Japanese social network company Mixi recently launched a photo sharing app named Muuk. What’s so unique about this app? To find out, we spoke with the app’s team leader Yuichi Kawasaki, director Atsushi Osaki, and designer Itsumi Motohara.
Muuk’s main target demographic are young women in their teens and early twenties. In short, says the team, it’s a real-time selfie app. It lets you overlay your real-time selfies on top of another photo you might be sending to a friend.
Osaki: We aimed to create a user experience that’s like a real conversation, where users can feel like they are actually talking to their friends face-to-face. Users can text additional information about the photo when they share it. But we rather wanted to enable users to share a more genuine atmosphere by adding a real-time portrait shot.
Kawasaki: We arrived at Muuk’s current form after many improvements during the short development time. Through many team meetings, we eventually concluded that we didn’t want to make an app that saves photos on the device anymore. People get tired of posing to get the best shot, so we wanted to change this kind of tiring activity back to a more natural human communication.
The app incorporates some key features in order to realize this concept. For example, you only see the shot of your friend’s face only for 3 seconds after you receive it. After that the shot disappears from the device entirely.
To send a photo to your friend, you don’t choose a photo from your camera roll. You just take a photo with the primary/rear-facing camera, and the front-facing camera automatically takes a snapshot of your face and overlays it on top of the main photo.
The team had three values in mind when building this app: simple, minimum, and fast. They decided they could create the greatest user experience by focusing on these aspects. As you can see on the screen, there is just the main screen with a shutter button, as well as an inbox and contacts list.

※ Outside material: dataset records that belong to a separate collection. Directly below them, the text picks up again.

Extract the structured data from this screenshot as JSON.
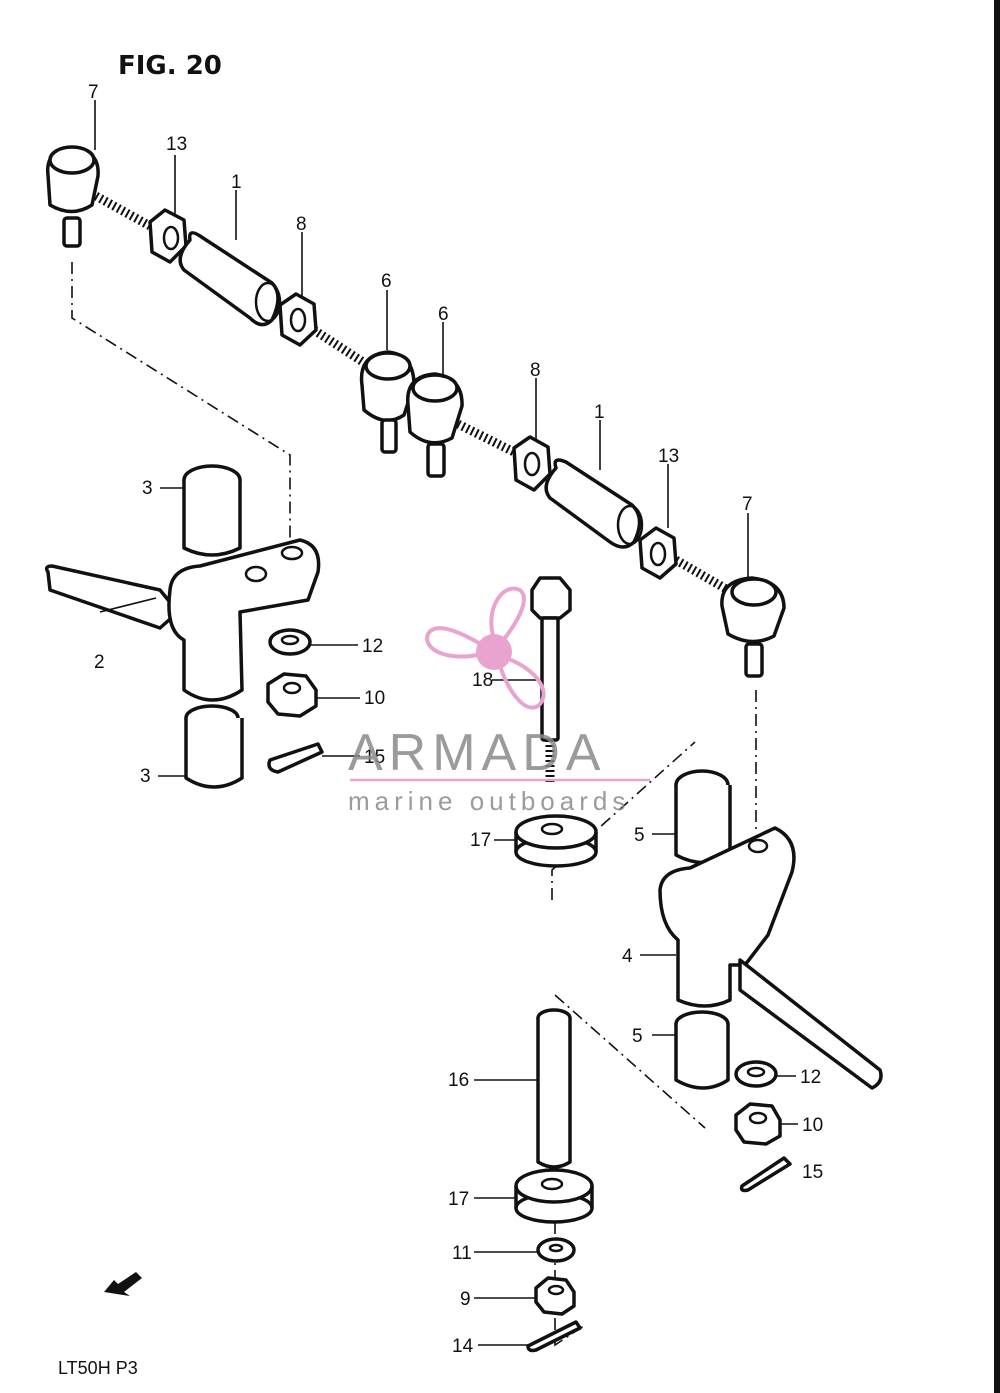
{
  "figure": {
    "title": "FIG. 20"
  },
  "watermark": {
    "brand": "ARMADA",
    "tagline": "marine outboards",
    "accent_color": "#e8a3cf",
    "text_color": "#8a8a8a"
  },
  "callouts": [
    {
      "id": "c7a",
      "label": "7"
    },
    {
      "id": "c13a",
      "label": "13"
    },
    {
      "id": "c1a",
      "label": "1"
    },
    {
      "id": "c8a",
      "label": "8"
    },
    {
      "id": "c6a",
      "label": "6"
    },
    {
      "id": "c6b",
      "label": "6"
    },
    {
      "id": "c8b",
      "label": "8"
    },
    {
      "id": "c1b",
      "label": "1"
    },
    {
      "id": "c13b",
      "label": "13"
    },
    {
      "id": "c7b",
      "label": "7"
    },
    {
      "id": "c3a",
      "label": "3"
    },
    {
      "id": "c2",
      "label": "2"
    },
    {
      "id": "c12a",
      "label": "12"
    },
    {
      "id": "c10a",
      "label": "10"
    },
    {
      "id": "c3b",
      "label": "3"
    },
    {
      "id": "c15a",
      "label": "15"
    },
    {
      "id": "c18",
      "label": "18"
    },
    {
      "id": "c17a",
      "label": "17"
    },
    {
      "id": "c5a",
      "label": "5"
    },
    {
      "id": "c4",
      "label": "4"
    },
    {
      "id": "c5b",
      "label": "5"
    },
    {
      "id": "c12b",
      "label": "12"
    },
    {
      "id": "c10b",
      "label": "10"
    },
    {
      "id": "c15b",
      "label": "15"
    },
    {
      "id": "c16",
      "label": "16"
    },
    {
      "id": "c17b",
      "label": "17"
    },
    {
      "id": "c11",
      "label": "11"
    },
    {
      "id": "c9",
      "label": "9"
    },
    {
      "id": "c14",
      "label": "14"
    }
  ],
  "footer": {
    "model_code": "LT50H P3"
  }
}
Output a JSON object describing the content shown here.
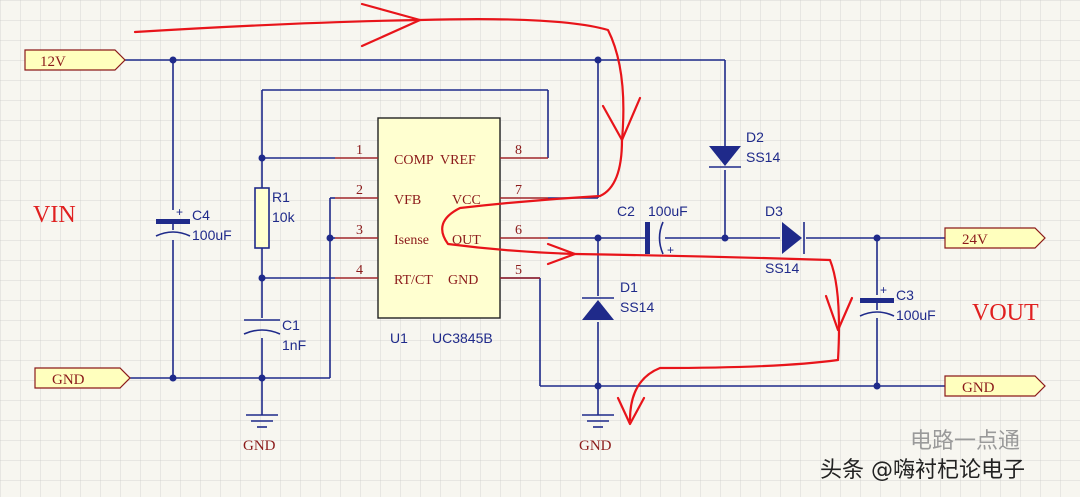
{
  "ports": {
    "vin_12v": "12V",
    "gnd_left": "GND",
    "out_24v": "24V",
    "gnd_right": "GND"
  },
  "labels": {
    "vin": "VIN",
    "vout": "VOUT"
  },
  "ic": {
    "ref": "U1",
    "part": "UC3845B",
    "pins": {
      "p1_num": "1",
      "p1_name": "COMP",
      "p2_num": "2",
      "p2_name": "VFB",
      "p3_num": "3",
      "p3_name": "Isense",
      "p4_num": "4",
      "p4_name": "RT/CT",
      "p5_num": "5",
      "p5_name": "GND",
      "p6_num": "6",
      "p6_name": "OUT",
      "p7_num": "7",
      "p7_name": "VCC",
      "p8_num": "8",
      "p8_name": "VREF"
    }
  },
  "components": {
    "c4_ref": "C4",
    "c4_val": "100uF",
    "r1_ref": "R1",
    "r1_val": "10k",
    "c1_ref": "C1",
    "c1_val": "1nF",
    "c2_ref": "C2",
    "c2_val": "100uF",
    "c3_ref": "C3",
    "c3_val": "100uF",
    "d1_ref": "D1",
    "d1_val": "SS14",
    "d2_ref": "D2",
    "d2_val": "SS14",
    "d3_ref": "D3",
    "d3_val": "SS14"
  },
  "ground_labels": {
    "g1": "GND",
    "g2": "GND"
  },
  "watermark": {
    "line1": "电路一点通",
    "line2": "头条 @嗨衬杞论电子"
  },
  "colors": {
    "wire": "#1f2a8a",
    "label": "#8b1a1a",
    "flow_arrow": "#e8141a"
  }
}
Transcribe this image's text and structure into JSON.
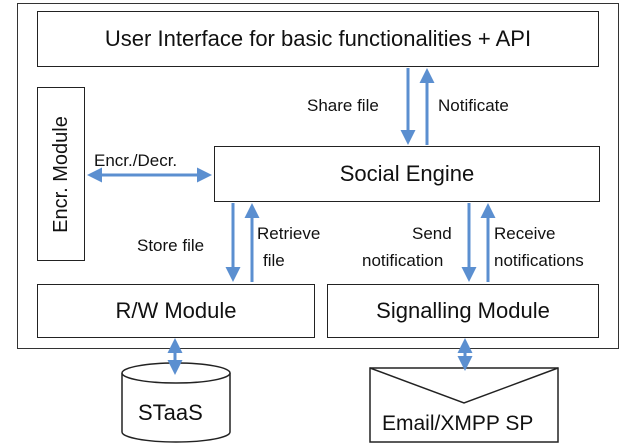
{
  "ui_box": "User Interface for basic functionalities + API",
  "encr_module": "Encr. Module",
  "social_engine": "Social Engine",
  "rw_module": "R/W Module",
  "signalling_module": "Signalling Module",
  "staas": "STaaS",
  "email_xmpp": "Email/XMPP SP",
  "labels": {
    "share_file": "Share file",
    "notificate": "Notificate",
    "encr_decr": "Encr./Decr.",
    "store_file": "Store file",
    "retrieve_1": "Retrieve",
    "retrieve_2": "file",
    "send_1": "Send",
    "send_2": "notification",
    "receive_1": "Receive",
    "receive_2": "notifications"
  },
  "colors": {
    "arrow": "#5b8fd0",
    "border": "#222222"
  }
}
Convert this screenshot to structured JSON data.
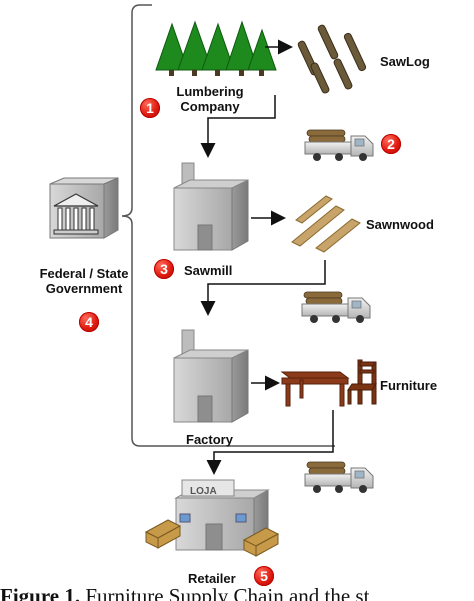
{
  "nodes": {
    "lumbering": {
      "label_line1": "Lumbering",
      "label_line2": "Company",
      "step": "1"
    },
    "sawlog": {
      "label": "SawLog"
    },
    "truck1": {
      "step": "2"
    },
    "sawmill": {
      "label": "Sawmill",
      "step": "3"
    },
    "sawnwood": {
      "label": "Sawnwood"
    },
    "government": {
      "label_line1": "Federal / State",
      "label_line2": "Government",
      "step": "4"
    },
    "factory": {
      "label": "Factory"
    },
    "furniture": {
      "label": "Furniture"
    },
    "retailer": {
      "label": "Retailer",
      "step": "5",
      "sign": "LOJA"
    }
  },
  "caption": {
    "prefix": "Figure 1.",
    "text": " Furniture Supply Chain and the st"
  },
  "colors": {
    "tree_green": "#1e8a1e",
    "log_brown": "#6b5a3a",
    "wood_tan": "#c8a46a",
    "building_gray": "#c0c0c0",
    "badge_red": "#e01b10",
    "table_brown": "#8b3a1a"
  }
}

Motohara: We focused on making it simple, minimum and fast. There are many features that would have been nice to have, but we left them out to make communication as fast as possible. We applied the same idea when designing the app as well.
Kawasaki: We didn’t add things like retaking, and modifying or decorating. If the photo you took is not focused enough, you can simply take another one. And friends whom you have not contacted for more than 30 days will automatically disappear from your contacts list.
The name, Muuk, comes from the Japnese term “muku.” That term has two meanings: being simple, and breaking out of one’s shell. While Mixi is providing this service for just the domestic market, they plan to expand it globally, first expanding to Asian markets after April.